I’m going to have some more brandy now.
* * *
Alltid mer, aldrig mindre,
(always more, never less)
* * *
Viktor
(The Moose)
(Mr. Johan Andersson)
(Mr. Sverige)
(Mr. Swedish Driver’s License)
(Mr. Sex God)
I swear you called me that once.
* * *
I fold up the paper, slide it into an envelope that I keep in a stack in my desk drawer, then I drink.
* * *
***
* * *
A week later and Magnus has come to visit.
I haven’t really had time to prepare.
You see when Crown Prince Magnus of Norway shows up in Stockholm, I usually need a few days to put together an itinerary. This is not a man who is happy sitting in my study with me and talking by the fire with a few snifters or cognac or perhaps aquavit. Believe me, I like to go out but for Magnus it’s a requirement. Royal policy, as he often calls it.
He’s staying with me. The driver drops him off right at my front door.
When I jog down the stairs to greet him, he’s got a bottle of aquavit in one hand and has his arm around my butler, Bodi.
“Viktor!” Magnus exclaims. “You’re here!”
I pause at the bottom of the stairs and raise my brow, trying to figure out if he’s drunk or not.

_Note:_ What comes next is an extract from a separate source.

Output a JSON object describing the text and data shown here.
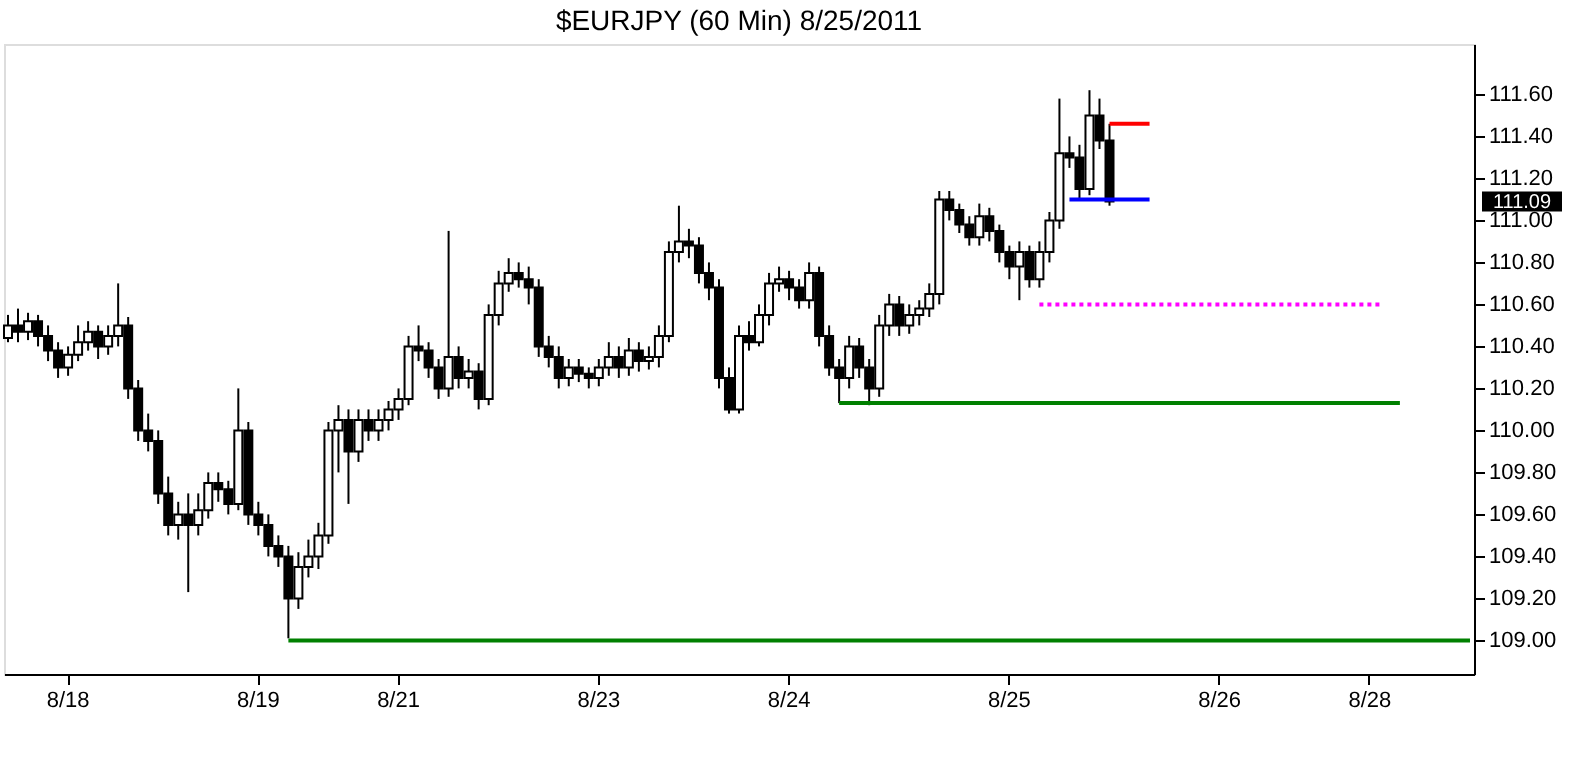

The flight from Oslo is short and he would have bought that at Duty Free. Booze in Sweden is a lot cheaper than the booze in Norway, not that it matters for Norwegian royalty.
“How much of that have you had?” I ask him.
He shrugs. “Not enough. Man, you have stuffy butlers here in Sweden. I think your old boy here needs to get laid.”
The funny thing is that Bodi is not old by any means. He’s forty-five with a shock of red hair and is extremely good at putting people in their place. And by that, I mean he uses his fist a lot. Not on me, but they do say red hair is indicative of temper.